No era costumbre de una joven de aquella época ser tan espontánea y sencilla con un extraño, pero algo que ellos desconocían y no comprendían los envolvía, hechizaba y atraía, era como el encuentro de un alma fragmentada que se había encontrado nuevamente consigo misma.  Ellos de tan solo mirarse sonreían sin siquiera hablarse y sentían esa cosquilla tan natural que sienten dos seres cuando hay una afinidad.

Tan pronto llegaron, Juan Carlos de un brinco bajo del coche y le dice a ella -no me voy a demorar espereme unos minutos, regreso en breve -- olvidando que ella también tenía un compromiso y esperando de Rafaela una afirmativa.

-Sí, esta bien, pero recuerde que yo no vine a pasear, tengo que entregar estos documentos al señor  Vicente Pillot, capataz a cargo del corte de caña, el reverendísimo padre Infanzón le quiere ver con su mujer a la brevedad pues tengo entendido que van a bautizar a cuatro niños de su familia y tiene que tomarle unos datos de cada una de esas criaturas.- contestó Rafaela

-Ohhh… ya olvidaba, disculpe démelos acá que yo me hago cargo- poniendo Juan Carlos  su mano en la frente haciendo un gesto gracioso. Rafaela se los entregó y a los pocos minutos ya estaba Juan Carlos de vuelta. Monto nuevamente su coche y se dirigió al pueblo ahora con más calma para disfrutar al máximo de aquella exuberante belleza a su lado, de pronto grita –¡Dominicci, no olvides de  ponerte de acuerdo con Piovanetti, dile que voy a estar en casa de Juan Vivoni esperándole con Carlos Fantauzzi y los Carratini Pasalacqua!- le recordaba una cita que tenían los masones corsos esa noche, curiosamente a ellos se le conocían como los hijos de la viuda negra.

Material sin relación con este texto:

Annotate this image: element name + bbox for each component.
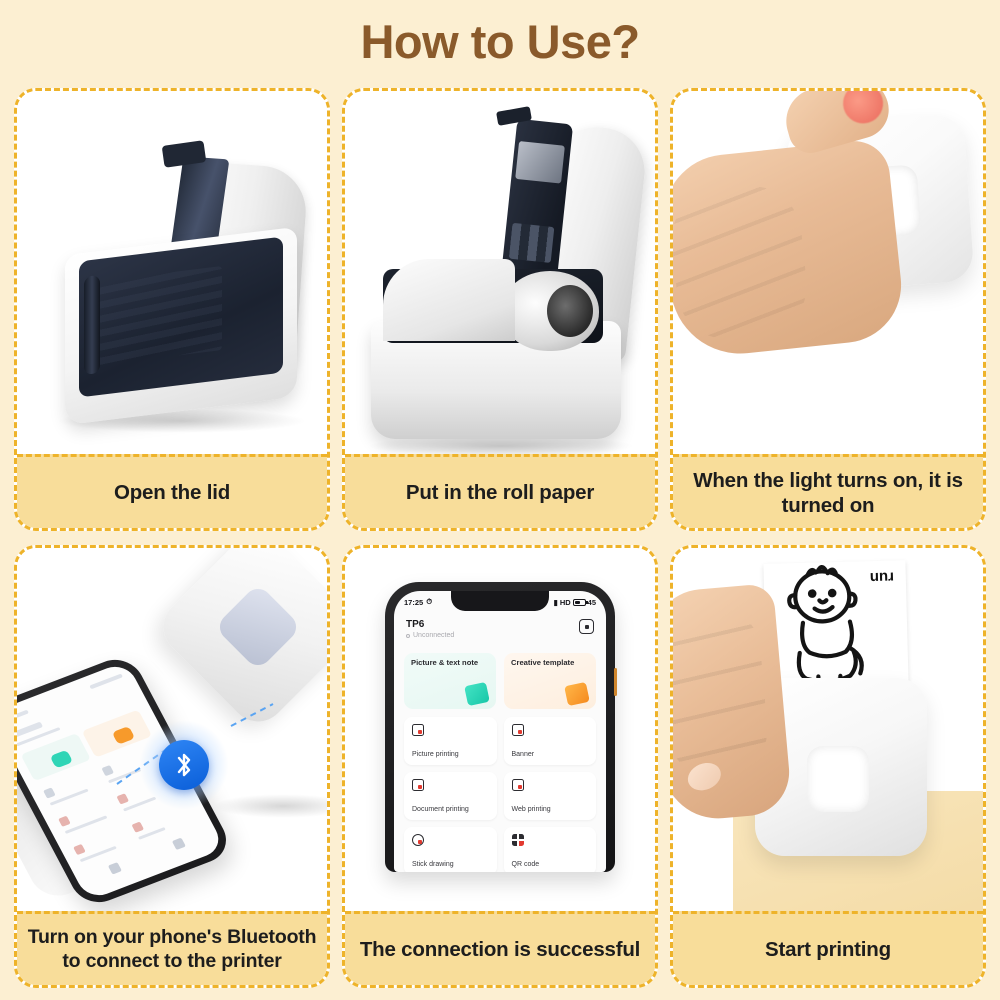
banner-icon <box>512 724 524 736</box>
battery-icon <box>573 599 586 606</box>
hand <box>673 138 907 361</box>
tile-icon-placeholder <box>58 816 71 827</box>
steps-grid: Open the lid Put in th <box>14 88 986 988</box>
template-icon <box>564 682 590 706</box>
tile-label: Picture printing <box>412 751 489 758</box>
step-6-caption: Start printing <box>673 911 983 985</box>
app-header: TP6 Unconnected <box>394 615 606 639</box>
connection-status: Unconnected <box>406 632 594 639</box>
step-4-photo <box>17 548 327 911</box>
card-picture-text-note[interactable]: Picture & text note <box>404 653 496 709</box>
phone-side-button[interactable] <box>614 668 617 696</box>
tile-web-printing[interactable]: Web printing <box>504 772 597 820</box>
printer-square-window <box>807 746 869 812</box>
signal-icon: ▮ <box>554 598 558 607</box>
step-4-caption: Turn on your phone's Bluetooth to connec… <box>17 911 327 985</box>
tile-banner[interactable]: Banner <box>504 717 597 765</box>
step-panel-1: Open the lid <box>14 88 330 531</box>
glowing-power-button <box>838 91 887 128</box>
feature-tiles: Picture printing Banner Document printin… <box>404 717 596 872</box>
tile-stick-drawing[interactable]: Stick drawing <box>404 827 497 872</box>
status-dot-icon <box>406 634 410 638</box>
smartphone: 17:25 ⏱ ▮ HD 45 TP6 <box>385 582 615 872</box>
printer-body <box>65 227 297 425</box>
card-label: Creative template <box>511 659 589 667</box>
status-bar-left: 17:25 ⏱ <box>404 597 432 607</box>
step-panel-2: Put in the roll paper <box>342 88 658 531</box>
paper-roller <box>84 275 100 375</box>
card-label: Picture & text note <box>411 659 489 667</box>
finger-creases <box>673 181 812 344</box>
printer-body <box>371 321 621 439</box>
document-printing-icon <box>412 779 424 791</box>
step-1-photo <box>17 91 327 454</box>
tabbar-icon-placeholder <box>108 862 122 874</box>
tile-label-placeholder <box>65 815 108 834</box>
page-title: How to Use? <box>0 14 1000 69</box>
stick-drawing-icon <box>412 834 424 846</box>
tile-label-placeholder <box>80 846 117 862</box>
qr-code-icon <box>512 834 524 846</box>
step-5-photo: 17:25 ⏱ ▮ HD 45 TP6 <box>345 548 655 911</box>
tile-label: Stick drawing <box>412 861 489 868</box>
paper-roll <box>501 271 599 351</box>
picture-printing-icon <box>412 724 424 736</box>
status-placeholder <box>17 710 29 723</box>
step-5-caption: The connection is successful <box>345 911 655 985</box>
step-3-photo <box>673 91 983 454</box>
doodle-text: run <box>869 568 894 586</box>
picture-note-icon <box>464 682 490 706</box>
how-to-use-infographic: How to Use? Open the lid <box>0 0 1000 1000</box>
tile-icon-placeholder <box>131 822 144 833</box>
network-label: HD <box>560 598 571 607</box>
card-creative-template[interactable]: Creative template <box>504 653 596 709</box>
paper-roll-core <box>547 285 593 337</box>
step-2-caption: Put in the roll paper <box>345 454 655 528</box>
step-panel-5: 17:25 ⏱ ▮ HD 45 TP6 <box>342 545 658 988</box>
phone-notch <box>451 591 549 611</box>
battery-level: 45 <box>588 598 596 607</box>
alarm-icon: ⏱ <box>426 597 432 607</box>
hand <box>673 583 793 823</box>
status-bar-right: ▮ HD 45 <box>554 598 596 607</box>
tile-document-printing[interactable]: Document printing <box>404 772 497 820</box>
step-3-caption: When the light turns on, it is turned on <box>673 454 983 528</box>
step-2-photo <box>345 91 655 454</box>
bluetooth-icon <box>159 740 209 790</box>
feature-cards: Picture & text note Creative template <box>404 653 596 709</box>
tile-label: Banner <box>512 751 589 758</box>
step-panel-4: Turn on your phone's Bluetooth to connec… <box>14 545 330 988</box>
printer-front-cover <box>383 259 515 341</box>
tile-label-placeholder <box>50 789 89 806</box>
printer-power-button <box>214 583 302 671</box>
finger-creases <box>673 602 771 780</box>
step-panel-3: When the light turns on, it is turned on <box>670 88 986 531</box>
status-placeholder <box>89 673 123 689</box>
tile-label: Web printing <box>512 806 589 813</box>
phone-screen[interactable]: 17:25 ⏱ ▮ HD 45 TP6 <box>394 591 606 872</box>
tabbar-icon-placeholder <box>172 838 186 850</box>
thermal-head-window <box>515 141 565 184</box>
web-printing-icon <box>512 779 524 791</box>
step-1-caption: Open the lid <box>17 454 327 528</box>
connection-status-label: Unconnected <box>413 632 454 639</box>
camera-icon[interactable] <box>579 619 594 634</box>
step-panel-6: run Start printing <box>670 545 986 988</box>
tile-picture-printing[interactable]: Picture printing <box>404 717 497 765</box>
bluetooth-glyph <box>173 751 195 779</box>
tile-qr-code[interactable]: QR code <box>504 827 597 872</box>
tile-label: QR code <box>512 861 589 868</box>
tile-icon-placeholder <box>43 787 56 798</box>
device-name: TP6 <box>406 619 594 630</box>
status-time: 17:25 <box>404 598 423 607</box>
paper-tray-cavity <box>79 236 283 397</box>
tile-label: Document printing <box>412 806 489 813</box>
step-6-photo: run <box>673 548 983 911</box>
printed-paper: run <box>763 560 908 688</box>
tile-icon-placeholder <box>73 844 86 855</box>
lid-contacts <box>509 223 555 263</box>
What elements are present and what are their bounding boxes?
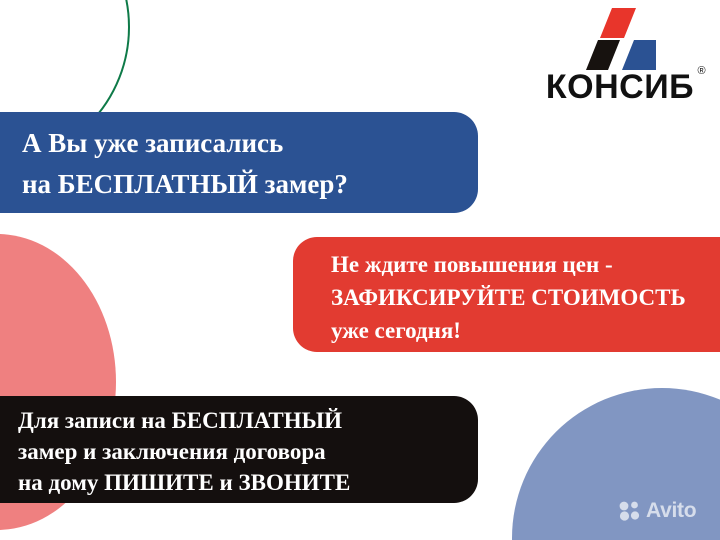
logo-wordmark: КОНСИБ ® — [546, 70, 694, 104]
headline-banner-blue: А Вы уже записались на БЕСПЛАТНЫЙ замер? — [0, 112, 478, 213]
avito-watermark-label: Avito — [646, 500, 696, 521]
logo-wordmark-text: КОНСИБ — [546, 68, 694, 106]
logo-mark-icon — [538, 8, 702, 70]
offer-red-line-2: ЗАФИКСИРУЙТЕ СТОИМОСТЬ — [331, 281, 720, 314]
brand-logo: КОНСИБ ® — [538, 8, 702, 104]
offer-red-line-3: уже сегодня! — [331, 314, 720, 347]
cta-banner-black: Для записи на БЕСПЛАТНЫЙ замер и заключе… — [0, 396, 478, 503]
poster-canvas: КОНСИБ ® А Вы уже записались на БЕСПЛАТН… — [0, 0, 720, 540]
offer-banner-red: Не ждите повышения цен - ЗАФИКСИРУЙТЕ СТ… — [293, 237, 720, 352]
headline-blue-line-2: на БЕСПЛАТНЫЙ замер? — [22, 164, 478, 205]
cta-black-line-3: на дому ПИШИТЕ и ЗВОНИТЕ — [18, 467, 478, 498]
avito-watermark: Avito — [619, 500, 696, 521]
headline-blue-line-1: А Вы уже записались — [22, 123, 478, 164]
registered-trademark-icon: ® — [697, 66, 706, 77]
cta-black-line-1: Для записи на БЕСПЛАТНЫЙ — [18, 405, 478, 436]
cta-black-line-2: замер и заключения договора — [18, 436, 478, 467]
avito-dots-icon — [619, 500, 641, 521]
offer-red-line-1: Не ждите повышения цен - — [331, 248, 720, 281]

Ya habiendo partido de la Hacienda, Juan Carlos puso toda su atención en la bella criolla que le acompañaba y se gozaba su presencia. Rafaela por su parte lo suponía a él pensando algo así y se complacía mientras miraba a su derecha las verdes montañas del Guamaní y a su izquierda el verde azulado Mar Caribe.

Señor, yo no sé si los genios engañadores habitan en esta bendita Isla Antillana o si es un delirio celestial el que me llena el alma, pues todo lo que miro y veo a mi alrededor, me parece un paraíso. Así de embelesado se encontraba este hombre desde que se había tropezado con Rafaela minutos atrás. ¿A quien me recuerda esta mujer? se preguntaba sin darse cuenta aunque le recordaba algo de su madre.

En un exabrupto que no pudo contener y con voz susurrante le dijo te amo-

Rafaela asustada de pronto le pregunta  -¿Qué usted dijo?-

-No, no, nada excúseme, no fue nada, estoy loco, estoy pensando en otra cosa- turbado y titubeante le contesto, mientras avergonzado y recuperándose del embeleso, golpeó a su caballo con las bridas. –¡Arre, vamos arre!- dejando una nube de polvo tras si.  Aquel fue tan sólo el principio de posteriores encuentros entre ellos, pues a partir de ahí, seguirían viéndose frecuentemente.